SS Experiment Camp (1976), de Sergio Garrone, apresenta todos os clichês desse tipo de filme (a carcereira lésbica, os guardas sádicos, os trabalhos forçados), além de uma inusitada tentativa do transplante dos testículos removidos de um prisioneiro para o comandante do campo. As Condenadas (L’Última Orgia Del lll Reich, também conhecido com Calígula Reincarnated as Hitler ou Gestapo’s Last Orgy, 1976), de Cesare Canevari, descreve as humilhações por que passam as prisioneiras judias com requintes de sadomasoquismo, em cenas inspiradas por O Porteiro da Noite. Em Le Deportate della Sezione Speciale SS (1976), de Rino Di Silvestro, repetem-se as seqüências de lesbianismo e estupros.

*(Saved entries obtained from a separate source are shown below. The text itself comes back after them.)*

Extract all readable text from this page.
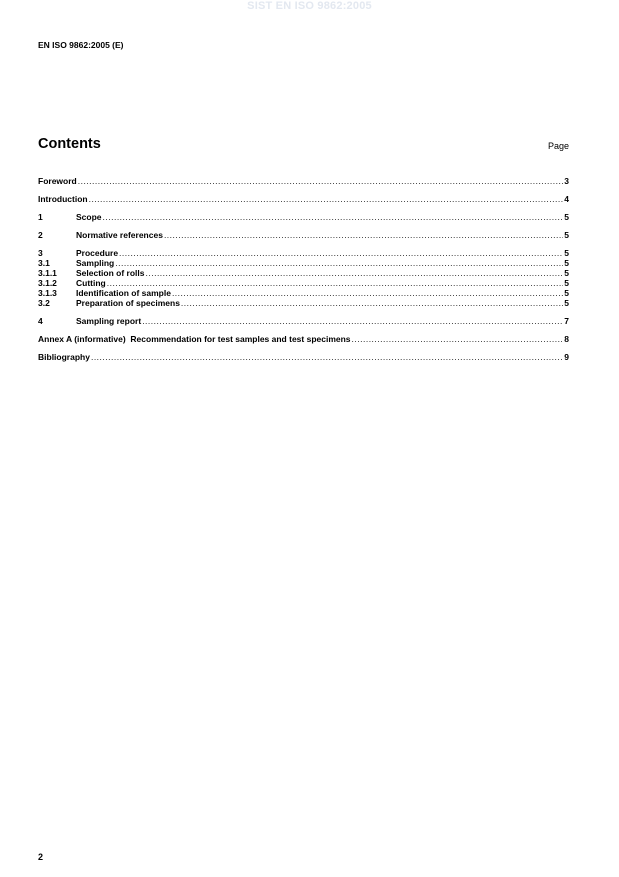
SIST EN ISO 9862:2005
EN ISO 9862:2005 (E)
Contents	Page
Foreword .....	3
Introduction .....	4
1	Scope .....	5
2	Normative references .....	5
3	Procedure .....	5
3.1	Sampling .....	5
3.1.1	Selection of rolls .....	5
3.1.2	Cutting .....	5
3.1.3	Identification of sample .....	5
3.2	Preparation of specimens .....	5
4	Sampling report .....	7
Annex A (informative)  Recommendation for test samples and test specimens .....	8
Bibliography .....	9
2
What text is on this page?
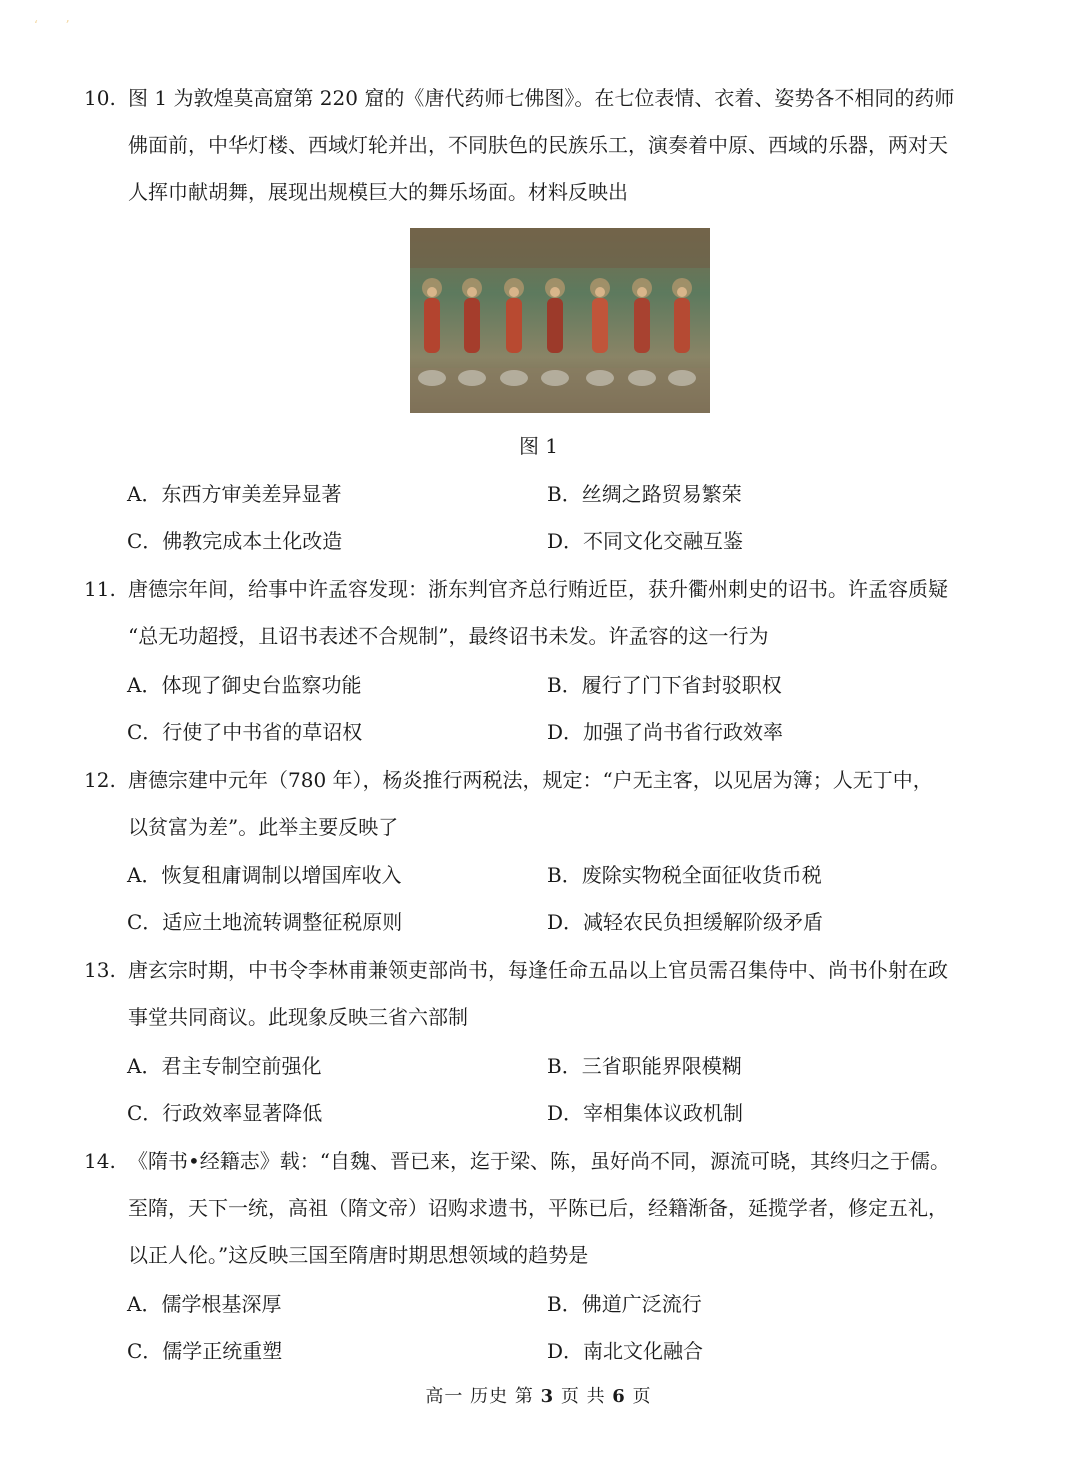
‘ ’
10. 图 1 为敦煌莫高窟第 220 窟的《唐代药师七佛图》。在七位表情、衣着、姿势各不相同的药师
佛面前，中华灯楼、西域灯轮并出，不同肤色的民族乐工，演奏着中原、西域的乐器，两对天
人挥巾献胡舞，展现出规模巨大的舞乐场面。材料反映出
图 1
A．东西方审美差异显著	B．丝绸之路贸易繁荣
C．佛教完成本土化改造	D．不同文化交融互鉴
11. 唐德宗年间，给事中许孟容发现：浙东判官齐总行贿近臣，获升衢州刺史的诏书。许孟容质疑
“总无功超授，且诏书表述不合规制”，最终诏书未发。许孟容的这一行为
A．体现了御史台监察功能	B．履行了门下省封驳职权
C．行使了中书省的草诏权	D．加强了尚书省行政效率
12. 唐德宗建中元年（780 年），杨炎推行两税法，规定：“户无主客，以见居为簿；人无丁中，
以贫富为差”。此举主要反映了
A．恢复租庸调制以增国库收入	B．废除实物税全面征收货币税
C．适应土地流转调整征税原则	D．减轻农民负担缓解阶级矛盾
13. 唐玄宗时期，中书令李林甫兼领吏部尚书，每逢任命五品以上官员需召集侍中、尚书仆射在政
事堂共同商议。此现象反映三省六部制
A．君主专制空前强化	B．三省职能界限模糊
C．行政效率显著降低	D．宰相集体议政机制
14. 《隋书•经籍志》载：“自魏、晋已来，迄于梁、陈，虽好尚不同，源流可晓，其终归之于儒。
至隋，天下一统，高祖（隋文帝）诏购求遗书，平陈已后，经籍渐备，延揽学者，修定五礼，
以正人伦。”这反映三国至隋唐时期思想领域的趋势是
A．儒学根基深厚	B．佛道广泛流行
C．儒学正统重塑	D．南北文化融合
高一 历史 第 3 页 共 6 页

A mais evidente apropriação de Saló pode ser vista em Le Lunghe notti della Gestapo (1977), de Fabio De Agostini, em que doze personalidades do reich são entretidos por doze garotas treinadas para satisfazê-los sexualmente, terminando em violenta orgia. As Garotas da SS (Casa Privata per le SS, 1977), de Bruno Mattei, é uma cópia de Salon Kitty; e La Svastica nel Ventre (1977) de Mario Caiano, um dos menos inspirados, novamente tratando de jovens judias sendo prostituídas pelos nazistas. La Bestia in Calore, do mesmo ano, dirigido por Luigi Batzella, representa bem a característica híbrida dos filmes de exploração italianos, misturando w.i.p. (women in prison – vertente do exploitation) com filme de monstro, ao contar as atrocidades cometidas pela dirigente de um campo de concentração (no mesmo estilo de Ilsa, a Guardiã Perversa da SS) que faz das prisioneiras cobaias de suas experiências.

Certamente essa vertente não estava preocupada em evidenciar o quão baixo o ser humano poderia descer ao infligir sofrimentos aos seus semelhantes, mas pelo contrário, explorar as suas imagens. E se esses filmes não eram muito originais em termos de roteiro, promovendo um canibalismo mútuo constante, em alguns momentos eram bastante criativos ao explorar o triângulo nudez-sexo-violência. Todos buscando evidenciar a idéia do terceiro reich como um grande bordel, regido por devassos e sádicos. Para os diretores do cinema exploitation italiano, que passavam de gênero para gênero sem o menor pudor, de acordo com as tendências do mercado, os estigmas do nazismo, com evidente destaque para o holocausto nos campos de concentração e as tristemente famosas experiências médicas, eram temas mais do que adequados aos seus objetivos.